In the realm of DeFi, governance and accountability are not well established. A sequence of transactions that cannot be overturned by humans can be dangerous, especially considering that coding errors are hard to avoid; money laundering activities flourish in the uncontrolled gray areas between Ethereum and the banking system; despite claiming to be decentralized, some programmers and application owners have disproportionate control over DeFi systems; a malicious attacker could even control the majority of computers running a particular blockchain network.
Alice's DeFi Adventure
Digital libertarians prefer DeFi to remain autonomous—imperfect but pure. However, as U.S. financial regulators and cryptocurrency expert Gary Gensler pointed out, for DeFi to succeed, it must integrate with traditional financial and legal systems. Many DeFi applications are run by decentralized organizations that vote on certain issues; these entities should be subject to laws and regulations. A club of central banks—the Bank for International Settlements suggests that government digital currencies may be used in DeFi applications to provide stability.

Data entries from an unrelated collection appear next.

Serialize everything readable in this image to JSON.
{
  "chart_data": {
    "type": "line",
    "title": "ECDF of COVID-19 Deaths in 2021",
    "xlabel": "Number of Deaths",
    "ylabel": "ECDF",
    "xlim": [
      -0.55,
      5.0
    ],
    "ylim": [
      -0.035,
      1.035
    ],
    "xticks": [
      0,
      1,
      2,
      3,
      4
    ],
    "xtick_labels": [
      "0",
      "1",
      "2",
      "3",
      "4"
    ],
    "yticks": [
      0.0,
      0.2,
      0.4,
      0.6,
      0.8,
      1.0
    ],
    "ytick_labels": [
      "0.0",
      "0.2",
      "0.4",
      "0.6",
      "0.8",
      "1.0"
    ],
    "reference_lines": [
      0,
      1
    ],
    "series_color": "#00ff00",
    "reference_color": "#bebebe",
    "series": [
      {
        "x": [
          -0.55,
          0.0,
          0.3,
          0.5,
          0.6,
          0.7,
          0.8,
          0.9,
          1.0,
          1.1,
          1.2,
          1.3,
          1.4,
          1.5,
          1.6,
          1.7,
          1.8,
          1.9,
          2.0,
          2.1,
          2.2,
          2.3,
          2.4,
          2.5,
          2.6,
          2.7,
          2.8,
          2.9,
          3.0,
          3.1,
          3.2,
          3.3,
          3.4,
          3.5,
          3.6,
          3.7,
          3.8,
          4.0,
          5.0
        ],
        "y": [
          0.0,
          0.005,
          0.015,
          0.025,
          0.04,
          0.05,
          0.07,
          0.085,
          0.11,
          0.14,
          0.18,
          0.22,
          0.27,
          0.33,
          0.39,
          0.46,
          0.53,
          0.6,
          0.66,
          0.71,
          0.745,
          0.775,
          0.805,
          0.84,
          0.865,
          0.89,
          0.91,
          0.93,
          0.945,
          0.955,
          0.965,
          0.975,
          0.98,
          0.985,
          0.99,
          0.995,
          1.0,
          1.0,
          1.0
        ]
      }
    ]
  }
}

Finance is entering a new era, where the three novel yet flawed visions of tech platforms, big government, and DeFi will compete and converge, each embodying a technological architecture and ideology about how the economy should operate. Just like the internet in the 1990s, no one knows where this revolution will end, but it will change the way money works, as well as the entire digital world.
This article reflects the views of the original author and does not constitute any investment advice or recommendations.